Traditionally in a Division Series there is an off day scheduled between Games 2 and 3 and between 4 and 5, not the case in this 2022 season, whose playoff schedule was condensed because of the lockout instituted by MLB that caused the start of the regular season to be delayed.  

Nestor Cortes and Shane Bieber remain in line to start for their respective teams for Game 2 and Luis Severino will square off against Cleveland’s Triston McKenzie in Game 3. Gerrit Cole, terrific in Game 1, will still be able to take the mound on regular rest for a Game 4, likely against Cal Quantrill, the losing pitcher in the opener, a 4-1 Yankees victory.

Should there be a fifth game, the Yankees all but certainly would give the nod to Jameson Taillon, who made the club’s 26-man ALDS roster as a bullpen option (without the rainout, the Yankees probably would have brought back Cortes on short rest for a fifth game).

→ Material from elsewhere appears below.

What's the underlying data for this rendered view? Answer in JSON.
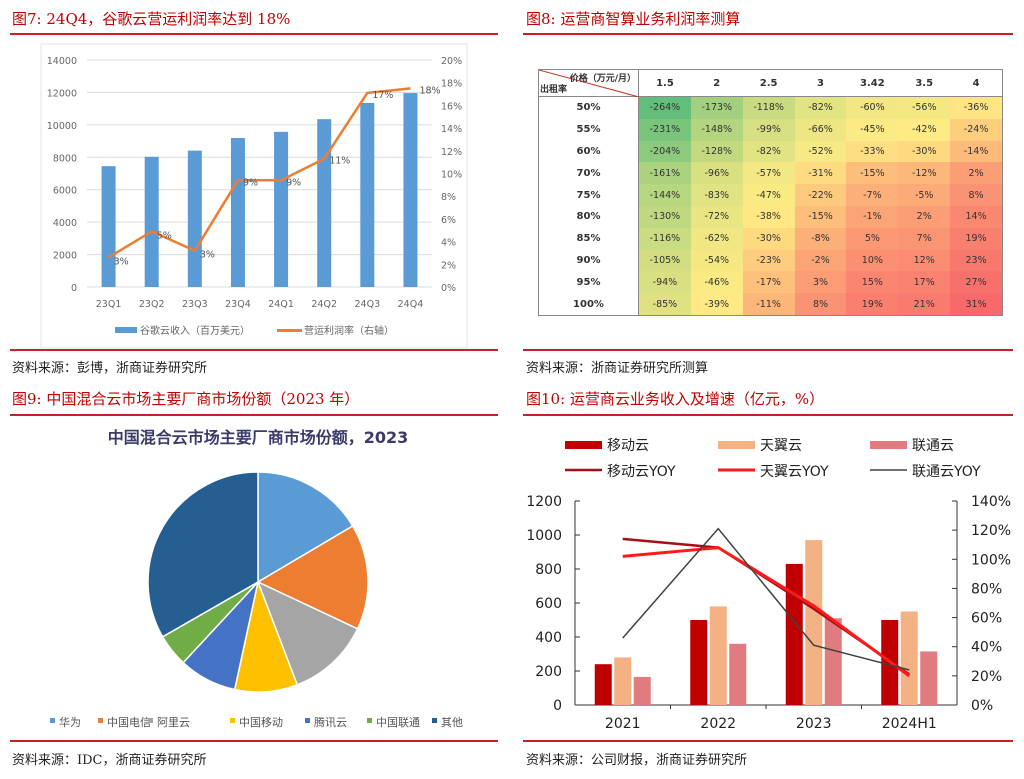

Cleveland, meanwhile, would not be able to start either one of their top arms – Bieber and McKenzie – in a Game 5 scenario and would either go with the underwhelming Zach Plesac (3-12, 4.31 ERA) or the even more underwhelming Aaron Civale (5-6, 4.92). Or they could go the bullpen game route, which wouldn’t necessarily be a disadvantage as the Guardians, at least on paper and based on performance down the stretch, have a deeper pool of relievers at their disposal than the Yankees do. Taillon had a mostly solid season, going 14-5, 3.91, matching his career-high of 32 starts and throwing 177 1/3 innings, the second most in his career behind the 191 innings he threw in 2018.  

“I’ve looked at the schedule a little bit, I know that’s definitely a possibility,” Taillon said earlier in the week when the forecast suggested Game 2 might get postponed, bringing him into the fold as a potential Game 5 starter. “But for today, I’m a reliever and that’s all I can focus on.”

Aaron Boone said early last week in Arlington, Texas, where his club finished up the regular season, his plan for the Division Series was a three-man rotation.

“I think with J-Mo [Taillon], you could see him in some different roles where it could be length, could be a big inning in a [high-leverage] lane,” Boone said before the Yankees’ victory in the series opener Tuesday. “We’ve got weather coming possibly Thursday that may alter things. So you just don’t know.”

Though there was plenty of criticism emanating from both organizations for the odd scheduling – all of it relating to the off day coming between Games 1 and 2 and no off day scheduled between 4 and 5 – none of it, for obvious reasons, was done so publicly.

Neither manager, predictably, made much of an issue of it.

“I think we played 27 in a row during the year,” Guardians manager Terry Francona said Wednesday. “It's still baseball. We'll be OK. Our game is a game of adjustments. If we can't handle [that] …we'll be fine.”

Also speaking Wednesday, Boone said a rainout “would probably affect the pitching rotation if you went five games and you had to play four in a row,” but otherwise reflected Francona’s perspective.

“That's what you do in baseball is you play every day,” Boone said. “Shouldn't affect that [the lineup]. Pitching, it could change a little bit of what you do.”